Best Images Limited TC 00480 concerned a venue let out by the appellant principally for Indian weddings. In this case it was normal for the catering to be supplied by a third party to the customer. However, in addition to the provision of the hall the appellant provided a number of additional support services. This included advice on such things as caterers, music and bridal outfitters; being on hand at the event to ‘give a personal family touch’ and defuse difficult situations; provision of chairs and tables and the availability of someone to ‘clean up when needed’. As a result of the company providing customers with, amongst other things, the benefits of its management, supervision and maintenance of the venue, the tribunal found that the appellant was not ‘conducting the passive activity of letting land’. It concluded that ‘…for a typical customer, its activities went far beyond merely providing the key to a door …’.
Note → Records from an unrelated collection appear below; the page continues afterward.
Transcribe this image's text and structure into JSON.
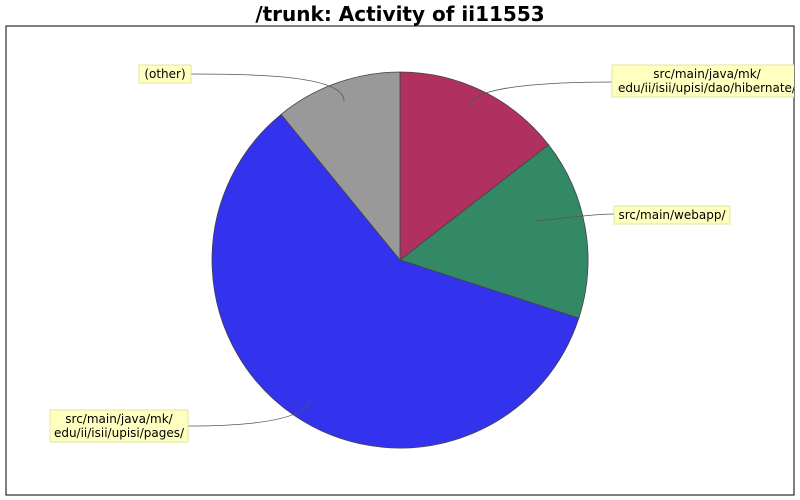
{
  "chart_data": {
    "type": "pie",
    "title": "/trunk: Activity of ii11553",
    "start_angle_deg": 90,
    "direction": "clockwise",
    "slices": [
      {
        "label_lines": [
          "src/main/java/mk/",
          "edu/ii/isii/upisi/dao/hibernate/"
        ],
        "value": 14.5,
        "color": "#b03060"
      },
      {
        "label_lines": [
          "src/main/webapp/"
        ],
        "value": 15.5,
        "color": "#338866"
      },
      {
        "label_lines": [
          "src/main/java/mk/",
          "edu/ii/isii/upisi/pages/"
        ],
        "value": 59.1,
        "color": "#3333ee"
      },
      {
        "label_lines": [
          "(other)"
        ],
        "value": 10.9,
        "color": "#999999"
      }
    ]
  }
}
Conference facilities supplied by hotels

Conference facilities can be supplied by hotels in several different ways, the VAT treatment of which is as follows:

  1. hire of a conference room on its own: supply of a right over land, exempt subject to the option to tax. Supply of extras such as coffee, water, flipcharts etc is seen as incidental to the main supply. Most hotel chains are thought to have opted to tax conference facilities.
  2. hire of a conference room together with meal(s) for an inclusive charge (often described by hotels as “8 hour delegate rate”): the room hire and catering are treated as separate supplies. The consideration will need to be apportioned between the room hire which is exempt (unless the supplier has opted to tax) and the taxable supply of catering.
  3. hire of conference room together with meal(s) and overnight accommodation for an inclusive charge (often described by hotels as ‘24 hour delegate rate’): there are separate supplies of room hire (exempt - subject to the option to tax), accommodation (taxable) and catering (taxable), and where the supplier has not opted to tax the consideration will need to be apportioned.